Priory Church Amesbury

Joan Gaveston was born in January 1312 at York. Her father, Piers Gaveston, was supposed to be in exile but he returned to court by Christmas 1311. Edward travelled north, leaving his wife to follow, pausing long enough to collect his heavily pregnant niece Margaret de Clare, Gaveston’s wife, from Wallingford Castle before continuing to York. it’s possible that Piers only intended to see his wife and child before leaving the country but there is no evidence to support the view. Almost immediately after Joan’s birth the king revoked Gaveston’s exile and gave him back his titles and estates. This had the effect of infuriating the barons who had demanded his banishment the previous year.

Five months later Gaveston having fled north to Newcastle before returning south to York found himself under siege in Scarborugh Castle. A short time later he was dead at the hands of the Earl of Warwick and the Earl of Lancaster. Joan, a mere infant, now became a ward of the crown. As her legal guardian, Edward sent the child to Amesbury Priory in Wiltshire. There were a number of royal females in residence at the priory founded by Henry II for the Order of Fontevraud (there were four houses for this order – Amesbury, Westwood, Nuneaton and Grovebury) including Edward’s sister Mary who was a nun.

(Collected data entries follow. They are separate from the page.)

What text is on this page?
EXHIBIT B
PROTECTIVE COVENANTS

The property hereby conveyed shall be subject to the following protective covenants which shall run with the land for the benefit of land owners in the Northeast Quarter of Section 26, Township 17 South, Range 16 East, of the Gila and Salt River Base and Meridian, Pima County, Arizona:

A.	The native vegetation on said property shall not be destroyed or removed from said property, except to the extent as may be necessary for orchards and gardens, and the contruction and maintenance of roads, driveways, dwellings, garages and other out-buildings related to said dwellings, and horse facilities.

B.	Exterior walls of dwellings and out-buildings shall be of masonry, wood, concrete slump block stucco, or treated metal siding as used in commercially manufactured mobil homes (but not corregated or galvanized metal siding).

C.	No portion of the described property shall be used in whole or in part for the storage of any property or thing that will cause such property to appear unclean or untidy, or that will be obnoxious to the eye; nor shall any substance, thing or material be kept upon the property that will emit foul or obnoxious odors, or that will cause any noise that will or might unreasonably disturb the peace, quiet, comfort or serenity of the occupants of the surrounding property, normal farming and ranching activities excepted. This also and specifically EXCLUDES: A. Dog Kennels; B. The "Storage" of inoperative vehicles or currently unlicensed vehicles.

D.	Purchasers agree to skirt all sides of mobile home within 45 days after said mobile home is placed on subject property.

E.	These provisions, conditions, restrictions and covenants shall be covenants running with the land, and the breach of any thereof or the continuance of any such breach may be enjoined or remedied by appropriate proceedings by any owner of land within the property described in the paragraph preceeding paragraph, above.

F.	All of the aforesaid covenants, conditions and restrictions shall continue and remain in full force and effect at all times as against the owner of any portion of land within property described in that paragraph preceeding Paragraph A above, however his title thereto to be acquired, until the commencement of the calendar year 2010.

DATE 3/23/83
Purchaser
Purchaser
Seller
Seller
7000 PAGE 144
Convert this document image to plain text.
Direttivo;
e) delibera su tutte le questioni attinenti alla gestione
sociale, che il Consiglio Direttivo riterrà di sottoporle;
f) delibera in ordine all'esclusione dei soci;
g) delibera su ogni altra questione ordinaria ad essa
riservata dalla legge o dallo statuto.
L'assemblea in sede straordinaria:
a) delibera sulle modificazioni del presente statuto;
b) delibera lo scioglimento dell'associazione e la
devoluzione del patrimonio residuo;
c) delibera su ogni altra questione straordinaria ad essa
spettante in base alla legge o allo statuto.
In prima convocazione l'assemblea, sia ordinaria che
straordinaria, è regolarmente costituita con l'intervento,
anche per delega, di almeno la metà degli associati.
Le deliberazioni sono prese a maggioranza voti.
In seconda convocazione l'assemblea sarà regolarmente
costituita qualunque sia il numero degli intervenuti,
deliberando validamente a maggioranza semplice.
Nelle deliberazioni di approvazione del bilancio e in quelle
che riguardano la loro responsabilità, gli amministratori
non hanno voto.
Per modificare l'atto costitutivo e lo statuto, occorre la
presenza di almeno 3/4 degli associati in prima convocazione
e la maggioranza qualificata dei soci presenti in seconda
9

It had a long tradition of providing a home and education for England’s royal women. It had also become the prison for King John’s niece Eleanor of Brittany for a time.

Joan was Gaveston’s sole heir but his lands were problematic given that many of them were crown lands. However, when her uncle, the Earl of Gloucester, was killed at Bannockburn in 1314 she became an heiress. Edward took the opportunity to try and arrange a marriage for her to Thomas Wake of Liddell but he married without Edward’s permission to Blanche of Lancaster the niece of Thomas of Lancaster.

In 1317 Joan, aged five, became betrothed to John Multon the heir to the Lord of Egremont in Cumbria. The king made Lord Wake pay the dowry having married without his permission to Leicester’s daughter. The agreement was that the marriage would go ahead as soon as the two children were old enough.

However, Joan died unexpectedly at the beginning of January 1325 just before her thirteenth birthday.